AMZN: Arithmetic and Logarithmic Charts Explained

NASDAQ:AMZN   Amazon.com, Inc
In this post, I'll be shedding light on the difference between arithmetic and logarithmic scale charts, and how to best use both charts to your advantage.

Arithmetic Chart
- The chart on the left is a chart that uses the arithmetic scale
- This is the chart most common to us all, and one that's easiest for traders and investors to comprehend
- An arithmetic chart represents price on the y axis, using equidistant spacing between the prices
- This is demonstrated on the arithmetic scale above; the distance between 1 and 2, is the same as the distance between 8 and 9
- Arithmetic charts demonstrate absolute value

Logarithmic Chart
- The log chart on the right side has a different approach to interpreting price movement
- The y axis uses equidistant spacing between designated prices
- This is demonstrated on the logarithmic scale above; the distance between 1 and 2, is the same as the distance between 2 to 4, 4 to 8, and so on.
- The logarithmic chart demonstrates the percentage change in the underlying asset's price

Case Study: Amazon ( AMZN )
- We can take a look at Amazon's arithmetic and logarithmic charts, dividing them by significant phases to better understand the differences
- We can first see that the area marked by 'extreme volatility' on the log chart, is much more drastically demonstrated than that of the arithmetic chart
- This is because price fluctuations in terms of percentages were drastic at the time, due to the Dot-com Bubble.
- For more information on the Dot-com bubble and today's stock bubble, you can check out my other analysis below:
- However, because in terms of the absolute value changes during the Dot-com bubble are minuscule compared to the price fluctuations today, the phase of extreme volatility is barely noticeable in the arithmetic chart
- In the period of a 'steady uptrend', we can see a clear and steady uptrend in the logarithmic chart, indicating that the stock moved up at a consistent pace, percentage-wise
- The arithmetic chart, while not drastic in the uptrend's degree, demonstrates parabolic momentum building up
- We then have the 'exponential growth' phase. Here, we see a move from $400 to $3,400 on the arithmetic scale.
- However, the logarithmic chart merely demonstrates a steady uptrend without much volatility .
- This is because while the absolute value of the stock has risen significantly over time, the percentage change in the rise was consistent.

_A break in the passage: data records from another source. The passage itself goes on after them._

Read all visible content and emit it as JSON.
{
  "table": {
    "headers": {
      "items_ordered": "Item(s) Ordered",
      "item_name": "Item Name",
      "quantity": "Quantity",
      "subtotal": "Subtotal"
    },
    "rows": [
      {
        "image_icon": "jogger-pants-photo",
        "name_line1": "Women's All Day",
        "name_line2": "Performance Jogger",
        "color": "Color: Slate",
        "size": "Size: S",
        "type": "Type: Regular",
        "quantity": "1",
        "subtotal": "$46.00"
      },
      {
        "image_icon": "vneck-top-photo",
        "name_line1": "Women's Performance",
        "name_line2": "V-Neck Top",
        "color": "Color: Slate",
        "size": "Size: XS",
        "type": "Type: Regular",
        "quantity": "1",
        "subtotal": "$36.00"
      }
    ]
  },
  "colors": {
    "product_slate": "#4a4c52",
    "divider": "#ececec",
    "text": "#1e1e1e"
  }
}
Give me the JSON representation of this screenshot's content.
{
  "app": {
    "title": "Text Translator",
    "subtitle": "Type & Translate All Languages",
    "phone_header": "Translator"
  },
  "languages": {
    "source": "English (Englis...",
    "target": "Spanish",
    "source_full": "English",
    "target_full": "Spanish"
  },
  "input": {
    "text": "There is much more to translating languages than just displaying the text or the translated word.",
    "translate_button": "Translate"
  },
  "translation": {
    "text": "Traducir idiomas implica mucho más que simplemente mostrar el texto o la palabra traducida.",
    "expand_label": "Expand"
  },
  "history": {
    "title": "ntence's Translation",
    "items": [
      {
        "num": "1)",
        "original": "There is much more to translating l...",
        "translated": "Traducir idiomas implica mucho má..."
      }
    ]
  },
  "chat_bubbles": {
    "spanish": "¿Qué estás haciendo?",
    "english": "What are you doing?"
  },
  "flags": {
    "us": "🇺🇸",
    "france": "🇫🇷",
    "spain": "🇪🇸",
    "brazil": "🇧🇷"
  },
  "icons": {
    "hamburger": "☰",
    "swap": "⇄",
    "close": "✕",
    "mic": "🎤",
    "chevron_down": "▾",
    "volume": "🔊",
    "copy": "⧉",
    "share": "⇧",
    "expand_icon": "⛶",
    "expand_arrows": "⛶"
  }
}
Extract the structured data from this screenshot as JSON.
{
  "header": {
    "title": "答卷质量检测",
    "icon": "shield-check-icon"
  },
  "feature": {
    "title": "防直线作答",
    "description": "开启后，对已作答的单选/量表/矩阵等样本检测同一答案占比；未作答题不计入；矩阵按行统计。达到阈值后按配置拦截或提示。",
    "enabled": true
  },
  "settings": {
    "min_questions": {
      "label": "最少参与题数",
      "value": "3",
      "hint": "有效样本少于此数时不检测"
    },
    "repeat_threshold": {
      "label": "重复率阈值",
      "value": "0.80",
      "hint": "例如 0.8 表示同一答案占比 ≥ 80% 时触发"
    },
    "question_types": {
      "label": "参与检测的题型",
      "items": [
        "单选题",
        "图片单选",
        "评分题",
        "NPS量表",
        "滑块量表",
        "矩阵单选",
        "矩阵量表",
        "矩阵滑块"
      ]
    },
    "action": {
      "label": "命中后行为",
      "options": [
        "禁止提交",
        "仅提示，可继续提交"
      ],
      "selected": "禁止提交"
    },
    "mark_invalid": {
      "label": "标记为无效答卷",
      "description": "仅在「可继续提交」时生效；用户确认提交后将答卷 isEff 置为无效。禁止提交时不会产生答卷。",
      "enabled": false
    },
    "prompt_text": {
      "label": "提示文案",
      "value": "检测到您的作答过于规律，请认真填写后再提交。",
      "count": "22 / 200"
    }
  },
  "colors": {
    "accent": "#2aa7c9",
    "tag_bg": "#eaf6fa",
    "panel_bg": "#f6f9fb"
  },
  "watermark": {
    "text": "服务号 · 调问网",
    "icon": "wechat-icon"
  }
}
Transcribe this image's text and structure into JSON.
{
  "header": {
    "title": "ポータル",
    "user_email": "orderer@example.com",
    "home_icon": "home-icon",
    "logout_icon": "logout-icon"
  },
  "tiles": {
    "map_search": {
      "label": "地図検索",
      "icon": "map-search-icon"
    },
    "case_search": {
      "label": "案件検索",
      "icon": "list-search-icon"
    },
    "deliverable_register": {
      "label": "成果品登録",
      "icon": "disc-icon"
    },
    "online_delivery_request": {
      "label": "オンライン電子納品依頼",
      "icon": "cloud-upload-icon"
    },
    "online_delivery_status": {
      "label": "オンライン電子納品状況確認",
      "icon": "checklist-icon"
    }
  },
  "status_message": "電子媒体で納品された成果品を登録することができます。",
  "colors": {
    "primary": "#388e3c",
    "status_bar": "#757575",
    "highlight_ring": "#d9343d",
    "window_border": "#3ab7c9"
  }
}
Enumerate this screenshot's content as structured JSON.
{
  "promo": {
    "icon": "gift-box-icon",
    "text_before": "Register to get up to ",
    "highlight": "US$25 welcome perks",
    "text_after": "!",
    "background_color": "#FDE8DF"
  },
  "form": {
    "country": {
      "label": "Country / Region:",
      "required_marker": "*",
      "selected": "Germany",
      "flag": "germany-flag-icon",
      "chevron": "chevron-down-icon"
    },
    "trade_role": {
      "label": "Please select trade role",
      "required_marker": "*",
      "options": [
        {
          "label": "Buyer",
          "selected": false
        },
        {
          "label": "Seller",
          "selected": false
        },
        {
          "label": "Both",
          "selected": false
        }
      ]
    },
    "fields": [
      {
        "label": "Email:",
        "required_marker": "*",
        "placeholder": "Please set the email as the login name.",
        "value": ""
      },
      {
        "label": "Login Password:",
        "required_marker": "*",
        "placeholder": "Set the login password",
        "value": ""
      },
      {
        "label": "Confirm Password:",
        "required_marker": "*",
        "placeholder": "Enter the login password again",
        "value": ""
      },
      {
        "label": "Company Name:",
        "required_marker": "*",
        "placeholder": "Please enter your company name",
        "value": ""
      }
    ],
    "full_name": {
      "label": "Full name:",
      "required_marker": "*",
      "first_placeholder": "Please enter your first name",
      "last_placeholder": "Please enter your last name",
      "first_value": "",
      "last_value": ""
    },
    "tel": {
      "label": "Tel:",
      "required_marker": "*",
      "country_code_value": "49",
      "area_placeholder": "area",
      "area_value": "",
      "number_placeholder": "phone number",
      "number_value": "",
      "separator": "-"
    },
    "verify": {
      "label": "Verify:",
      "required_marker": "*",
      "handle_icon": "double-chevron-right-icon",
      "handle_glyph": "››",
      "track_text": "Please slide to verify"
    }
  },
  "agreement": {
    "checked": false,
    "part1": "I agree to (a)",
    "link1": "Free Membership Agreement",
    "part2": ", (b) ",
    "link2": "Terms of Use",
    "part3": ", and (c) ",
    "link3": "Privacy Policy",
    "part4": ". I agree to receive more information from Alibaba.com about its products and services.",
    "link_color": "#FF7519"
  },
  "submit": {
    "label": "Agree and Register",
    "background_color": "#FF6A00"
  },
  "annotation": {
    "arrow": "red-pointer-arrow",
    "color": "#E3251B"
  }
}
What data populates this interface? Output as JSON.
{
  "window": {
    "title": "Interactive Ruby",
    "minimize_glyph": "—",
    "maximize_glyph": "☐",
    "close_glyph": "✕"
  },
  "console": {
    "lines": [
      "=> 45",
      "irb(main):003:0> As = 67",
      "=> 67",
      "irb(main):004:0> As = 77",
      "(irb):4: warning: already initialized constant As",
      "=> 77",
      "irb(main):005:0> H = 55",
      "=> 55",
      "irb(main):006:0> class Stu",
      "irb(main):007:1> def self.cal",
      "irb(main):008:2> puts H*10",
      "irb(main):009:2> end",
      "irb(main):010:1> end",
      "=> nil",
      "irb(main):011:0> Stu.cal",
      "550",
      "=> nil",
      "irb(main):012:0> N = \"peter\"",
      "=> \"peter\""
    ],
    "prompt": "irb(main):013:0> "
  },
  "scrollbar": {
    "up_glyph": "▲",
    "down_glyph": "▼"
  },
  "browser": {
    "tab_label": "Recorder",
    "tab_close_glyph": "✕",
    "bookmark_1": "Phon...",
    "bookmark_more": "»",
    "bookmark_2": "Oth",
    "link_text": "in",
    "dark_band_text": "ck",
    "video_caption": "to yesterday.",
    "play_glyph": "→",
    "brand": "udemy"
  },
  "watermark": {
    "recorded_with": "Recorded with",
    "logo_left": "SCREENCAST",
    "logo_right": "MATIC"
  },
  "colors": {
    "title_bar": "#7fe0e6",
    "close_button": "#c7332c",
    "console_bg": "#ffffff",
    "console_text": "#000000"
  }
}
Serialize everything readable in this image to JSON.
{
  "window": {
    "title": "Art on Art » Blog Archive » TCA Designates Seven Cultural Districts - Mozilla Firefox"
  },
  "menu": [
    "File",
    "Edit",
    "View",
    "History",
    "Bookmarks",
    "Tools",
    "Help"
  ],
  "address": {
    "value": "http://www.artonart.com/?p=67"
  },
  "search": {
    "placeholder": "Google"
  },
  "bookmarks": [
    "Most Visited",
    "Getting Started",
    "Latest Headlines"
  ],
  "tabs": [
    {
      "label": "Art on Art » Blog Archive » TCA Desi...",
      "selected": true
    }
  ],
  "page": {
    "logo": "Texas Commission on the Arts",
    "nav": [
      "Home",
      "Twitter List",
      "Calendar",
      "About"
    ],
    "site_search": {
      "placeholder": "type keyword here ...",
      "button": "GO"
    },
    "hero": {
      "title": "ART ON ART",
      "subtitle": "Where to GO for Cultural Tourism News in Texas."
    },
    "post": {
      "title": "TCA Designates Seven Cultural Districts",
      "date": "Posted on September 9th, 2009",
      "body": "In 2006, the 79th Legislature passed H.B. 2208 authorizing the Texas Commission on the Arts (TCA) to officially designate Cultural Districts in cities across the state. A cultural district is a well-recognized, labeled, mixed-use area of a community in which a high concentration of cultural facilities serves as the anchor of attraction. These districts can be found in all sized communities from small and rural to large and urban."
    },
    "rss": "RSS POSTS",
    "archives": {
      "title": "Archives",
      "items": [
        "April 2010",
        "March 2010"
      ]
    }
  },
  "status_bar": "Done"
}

While the arithmetic chart is more familiar for the average trader/investor, logarithmic charts help us clearly view long term data, especially when price points show immense volatility during the short term. As such, log charts can be effectively used in for technical analysis of cryptocurrencies, as well as volatile tech stocks with long price history. The understanding of the log chart is an effective tool, but it must be used with caution, since most people intuitively interpret a chart as an arithmetic one.